Fibonacci calculations can be used for any stock and with any time frame. Use the retracement levels for the timeframe you would like to trade. It is a good idea to keep an eye on multiple retracement levels in various timeframes.
For EW experts, Fibonacci calculator is a simple and useful tool that can help you to calculate Fibonacci extension and retracement levels for the market price.
In any market (bull or bear), the corrections usually end near golden ratio or one of the other Fib retracement levels. The extensions are used to find next impulse targets.
This is the most interesting part of Fibonacci numbers, especially for traders.
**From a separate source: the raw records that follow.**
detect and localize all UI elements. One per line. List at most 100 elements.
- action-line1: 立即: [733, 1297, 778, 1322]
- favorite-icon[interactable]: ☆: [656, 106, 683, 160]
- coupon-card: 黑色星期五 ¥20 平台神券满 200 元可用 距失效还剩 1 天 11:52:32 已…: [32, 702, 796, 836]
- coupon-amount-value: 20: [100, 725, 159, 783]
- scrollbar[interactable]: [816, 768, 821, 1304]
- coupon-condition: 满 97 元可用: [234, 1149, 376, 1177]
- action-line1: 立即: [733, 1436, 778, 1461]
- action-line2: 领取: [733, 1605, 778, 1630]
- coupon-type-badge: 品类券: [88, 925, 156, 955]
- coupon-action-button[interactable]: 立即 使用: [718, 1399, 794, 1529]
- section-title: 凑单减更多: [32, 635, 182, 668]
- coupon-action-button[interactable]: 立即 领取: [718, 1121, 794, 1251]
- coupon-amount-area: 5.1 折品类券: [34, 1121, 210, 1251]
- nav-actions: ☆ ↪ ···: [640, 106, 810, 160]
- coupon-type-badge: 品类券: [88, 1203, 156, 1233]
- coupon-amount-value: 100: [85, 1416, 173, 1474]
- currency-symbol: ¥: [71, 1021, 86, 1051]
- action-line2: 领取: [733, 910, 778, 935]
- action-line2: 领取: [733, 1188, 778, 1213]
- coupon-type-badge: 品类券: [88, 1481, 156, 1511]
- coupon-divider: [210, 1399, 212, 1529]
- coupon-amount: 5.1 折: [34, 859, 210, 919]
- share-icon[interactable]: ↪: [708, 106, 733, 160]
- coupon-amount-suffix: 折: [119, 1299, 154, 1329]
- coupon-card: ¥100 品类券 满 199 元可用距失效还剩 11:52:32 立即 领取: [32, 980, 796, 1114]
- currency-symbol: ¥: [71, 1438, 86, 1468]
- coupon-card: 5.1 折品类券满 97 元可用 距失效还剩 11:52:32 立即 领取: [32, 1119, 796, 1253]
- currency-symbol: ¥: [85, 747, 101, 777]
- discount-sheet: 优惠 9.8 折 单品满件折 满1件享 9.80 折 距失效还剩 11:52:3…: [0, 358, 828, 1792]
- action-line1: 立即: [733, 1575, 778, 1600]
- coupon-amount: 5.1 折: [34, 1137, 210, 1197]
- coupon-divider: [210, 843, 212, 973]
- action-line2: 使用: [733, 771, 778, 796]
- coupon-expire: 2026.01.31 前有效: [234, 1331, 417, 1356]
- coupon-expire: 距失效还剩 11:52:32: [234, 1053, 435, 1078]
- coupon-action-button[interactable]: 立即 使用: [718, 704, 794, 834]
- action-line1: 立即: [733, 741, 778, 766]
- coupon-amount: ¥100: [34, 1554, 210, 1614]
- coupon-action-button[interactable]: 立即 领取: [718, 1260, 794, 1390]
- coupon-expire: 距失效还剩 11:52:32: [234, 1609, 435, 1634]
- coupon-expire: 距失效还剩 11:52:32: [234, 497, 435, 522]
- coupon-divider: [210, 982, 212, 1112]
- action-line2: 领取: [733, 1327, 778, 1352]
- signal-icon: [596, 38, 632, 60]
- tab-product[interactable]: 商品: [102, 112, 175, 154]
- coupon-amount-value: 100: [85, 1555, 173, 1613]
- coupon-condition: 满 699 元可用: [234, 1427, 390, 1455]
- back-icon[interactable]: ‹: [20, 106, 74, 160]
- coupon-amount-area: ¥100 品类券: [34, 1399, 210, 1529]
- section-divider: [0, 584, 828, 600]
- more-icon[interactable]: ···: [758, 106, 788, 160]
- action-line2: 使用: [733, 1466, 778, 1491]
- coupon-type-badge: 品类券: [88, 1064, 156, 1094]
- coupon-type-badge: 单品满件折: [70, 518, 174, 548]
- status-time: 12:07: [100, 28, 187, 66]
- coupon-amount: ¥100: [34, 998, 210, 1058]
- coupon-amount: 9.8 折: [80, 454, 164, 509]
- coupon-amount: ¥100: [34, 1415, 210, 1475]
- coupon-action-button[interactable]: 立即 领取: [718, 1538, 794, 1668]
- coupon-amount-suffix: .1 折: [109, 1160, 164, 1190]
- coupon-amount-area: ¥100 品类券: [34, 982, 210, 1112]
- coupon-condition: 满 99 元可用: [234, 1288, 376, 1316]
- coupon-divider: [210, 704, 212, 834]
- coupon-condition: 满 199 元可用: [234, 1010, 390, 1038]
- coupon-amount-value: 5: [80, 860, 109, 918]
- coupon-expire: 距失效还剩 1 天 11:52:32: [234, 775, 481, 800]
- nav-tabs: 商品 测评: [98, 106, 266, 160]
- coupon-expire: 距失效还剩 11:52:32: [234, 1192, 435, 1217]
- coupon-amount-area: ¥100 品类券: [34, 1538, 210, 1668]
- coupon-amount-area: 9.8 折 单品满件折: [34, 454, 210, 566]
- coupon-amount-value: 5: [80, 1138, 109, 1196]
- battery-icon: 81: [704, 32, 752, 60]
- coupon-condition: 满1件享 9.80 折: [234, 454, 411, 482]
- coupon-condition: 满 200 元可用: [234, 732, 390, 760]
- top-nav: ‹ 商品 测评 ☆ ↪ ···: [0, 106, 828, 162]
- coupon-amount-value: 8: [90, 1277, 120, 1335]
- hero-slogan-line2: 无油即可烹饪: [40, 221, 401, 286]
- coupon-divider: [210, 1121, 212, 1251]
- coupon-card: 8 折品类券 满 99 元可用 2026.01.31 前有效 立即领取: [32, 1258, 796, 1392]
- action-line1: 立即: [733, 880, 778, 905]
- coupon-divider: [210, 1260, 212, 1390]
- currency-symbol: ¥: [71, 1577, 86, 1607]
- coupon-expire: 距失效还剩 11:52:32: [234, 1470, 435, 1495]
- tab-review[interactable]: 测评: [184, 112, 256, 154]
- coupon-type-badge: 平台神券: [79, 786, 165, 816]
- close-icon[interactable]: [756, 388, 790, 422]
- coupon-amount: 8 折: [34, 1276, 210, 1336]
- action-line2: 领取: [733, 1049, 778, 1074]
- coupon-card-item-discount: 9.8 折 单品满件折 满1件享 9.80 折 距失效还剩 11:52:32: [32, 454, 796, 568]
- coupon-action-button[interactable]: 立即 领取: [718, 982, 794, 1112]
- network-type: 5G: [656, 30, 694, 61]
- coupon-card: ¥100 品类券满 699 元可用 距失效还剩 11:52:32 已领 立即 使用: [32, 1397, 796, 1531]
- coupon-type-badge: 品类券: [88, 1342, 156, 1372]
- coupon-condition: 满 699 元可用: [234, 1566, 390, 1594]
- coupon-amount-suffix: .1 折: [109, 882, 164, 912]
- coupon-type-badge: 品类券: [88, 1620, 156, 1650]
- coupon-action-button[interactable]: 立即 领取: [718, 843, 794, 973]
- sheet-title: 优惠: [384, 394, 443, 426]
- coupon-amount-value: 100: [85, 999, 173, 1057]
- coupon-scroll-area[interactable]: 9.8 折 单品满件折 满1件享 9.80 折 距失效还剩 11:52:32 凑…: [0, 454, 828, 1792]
If you take any two successive Fibonacci Numbers, their ratio is very close to the Golden Ratio “φ” which is approximately 1.618034
The fun part is that the reverse of 1.618034 is equal to 0.618034 (Don’t believe it. Try it yourself)
The bigger the pair of Fibonacci Numbers, the closer the approximation.
How does a Trader use Golden Ratio / Fibonacci numbers?
Fibonacci calculator can help set two set of numbers:
1) Support level – This can be calculated by the Fibonacci retracement calculator. This the level at which market finds more demand. It can also be identified on a technical basis by seeing where the stock has bottomed out in the past.
2) Resistance level – This can be calculated by the Fibonacci extension calculator. These are the levels at which market finds more supply.
If the Fibonacci calculator is used with Elliot Waves, it can give remarkable results to traders. A trader could use these ratios to find high probability trades with very small stop loss.
Alternatively, you may use these ratios to find Elliott Waves extensions and to book profit near those levels.